Editor's Note: Ad Fidelity is a new movie review feature that compares the core elements of a movie's marketing campaign with the reality of what's on screen. The purpose is to show whether or not a movie lives up to the promises of its advertising and to shed light on a movie's potential long-term playability.
Lionsgate's marketing for Conan the Barbarian has focused on R-rated slaying, the movie's fantasy world and, to a lesser extent, 3D.
Marketing: With his people betrayed, Conan unleashes a heaping of R-rated violence in his quest for vengeance. Reality:Conan the Barbarian is essentially 112 minutes of non-stop violent action, broken down in to at least ten separate battle scenes. It's fairly gory, though the camera rarely lingers long enough for the full impact (there is a memorable scene involving someone's nose, though, that got the crowd riled up). Also, the scenes tend to follow the same general pattern: bad guys attack, Conan and friends fend them off, and so on.

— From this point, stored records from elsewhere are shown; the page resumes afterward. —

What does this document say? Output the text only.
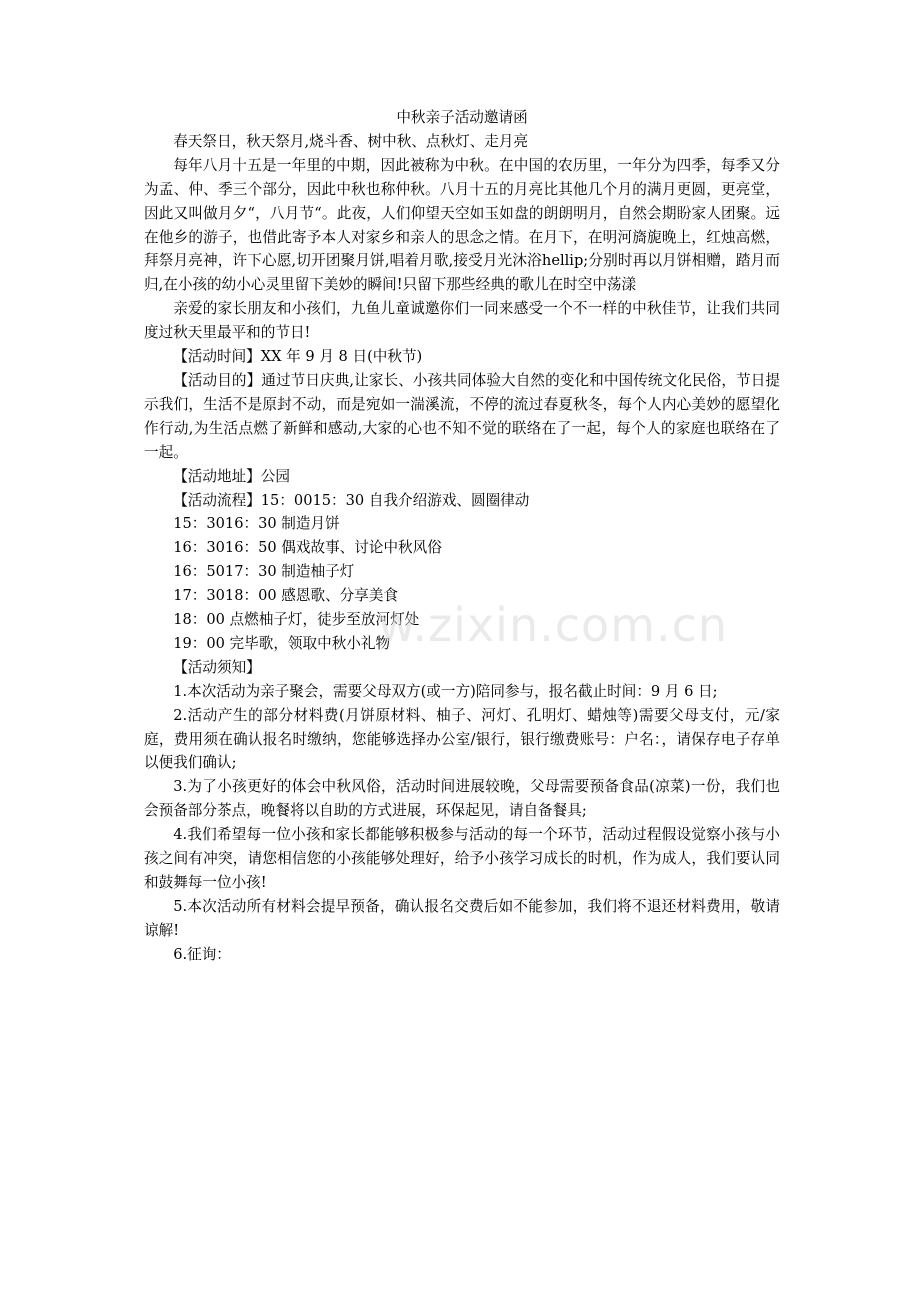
中秋亲子活动邀请函

春天祭日，秋天祭月,烧斗香、树中秋、点秋灯、走月亮

每年八月十五是一年里的中期，因此被称为中秋。在中国的农历里，一年分为四季，每季又分为孟、仲、季三个部分，因此中秋也称仲秋。八月十五的月亮比其他几个月的满月更圆，更亮堂，因此又叫做月夕“，八月节“。此夜，人们仰望天空如玉如盘的朗朗明月，自然会期盼家人团聚。远在他乡的游子，也借此寄予本人对家乡和亲人的思念之情。在月下，在明河旖旎晚上，红烛高燃，拜祭月亮神，许下心愿,切开团聚月饼,唱着月歌,接受月光沐浴hellip;分别时再以月饼相赠，踏月而归,在小孩的幼小心灵里留下美妙的瞬间!只留下那些经典的歌儿在时空中荡漾

亲爱的家长朋友和小孩们，九鱼儿童诚邀你们一同来感受一个不一样的中秋佳节，让我们共同度过秋天里最平和的节日!

【活动时间】XX 年 9 月 8 日(中秋节)

【活动目的】通过节日庆典,让家长、小孩共同体验大自然的变化和中国传统文化民俗，节日提示我们，生活不是原封不动，而是宛如一湍溪流，不停的流过春夏秋冬，每个人内心美妙的愿望化作行动,为生活点燃了新鲜和感动,大家的心也不知不觉的联络在了一起，每个人的家庭也联络在了一起。

【活动地址】公园

【活动流程】15：0015：30 自我介绍游戏、圆圈律动

15：3016：30 制造月饼

16：3016：50 偶戏故事、讨论中秋风俗

16：5017：30 制造柚子灯

17：3018：00 感恩歌、分享美食

18：00 点燃柚子灯，徒步至放河灯处

19：00 完毕歌，领取中秋小礼物

【活动须知】

1.本次活动为亲子聚会，需要父母双方(或一方)陪同参与，报名截止时间：9 月 6 日;

2.活动产生的部分材料费(月饼原材料、柚子、河灯、孔明灯、蜡烛等)需要父母支付，元/家庭，费用须在确认报名时缴纳，您能够选择办公室/银行，银行缴费账号：户名：，请保存电子存单以便我们确认;

3.为了小孩更好的体会中秋风俗，活动时间进展较晚，父母需要预备食品(凉菜)一份，我们也会预备部分茶点，晚餐将以自助的方式进展，环保起见，请自备餐具;

4.我们希望每一位小孩和家长都能够积极参与活动的每一个环节，活动过程假设觉察小孩与小孩之间有冲突，请您相信您的小孩能够处理好，给予小孩学习成长的时机，作为成人，我们要认同和鼓舞每一位小孩!

5.本次活动所有材料会提早预备，确认报名交费后如不能参加，我们将不退还材料费用，敬请谅解!

6.征询：

w.zixin.com.cn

Marketing: The tagline "Enter an Age Undreamed Of" and the inclusion of sand monsters and an otherworldly sea creature indicate that Conan transports audiences to a unique fantasy realm. Reality: The movie traverses around a dozen locales in the mythical world of Hyboria, and, while many of them are desert-based, there is enough variation that they don't completely blend together. Most of the fantasy elements stem from the witch Marique (Rose McGowan), and the driving motivation of the main villain (Stephen Lang) is to achieve god-like power thanks to the reconstruction of a mystical mask. Overall, there's a lot of fantastical creatures and magic here, though not as much as, say, The Lord of the Rings.
Marketing: While the 3D has had a declining importance in the campaign, it's still highlighted in many commercials and on the posters. Reality: With objects and blood flying out of the screen and swords pointing at the audience, the 3D effects are used in pretty standard ways throughout Conan. A substantial portion of the movie is set in the daytime too, which makes the 3D a bit easier to process. However, the last two major set pieces are unfortunately in the dark, and the quick cuts employed by director Marcus Nispel can occasionally make the 3D disorienting. Ultimately, this is middle-of-the-road 3D, and, if you have any concerns about getting a headache from it, you should definitely opt for the traditional route.
Box Office Implications:Conan should satiate action and fantasy junkies but won't do much for anyone else, so it should experience substantial drops after opening weekend.
Conan the Barbarian was screened at AMC Burbank 16 on Wednesday, Aug. 17. The crowd appeared to be at least partially populated by folks who won a radio giveaway, and their frequent applause seemed to wane as the movie progressed.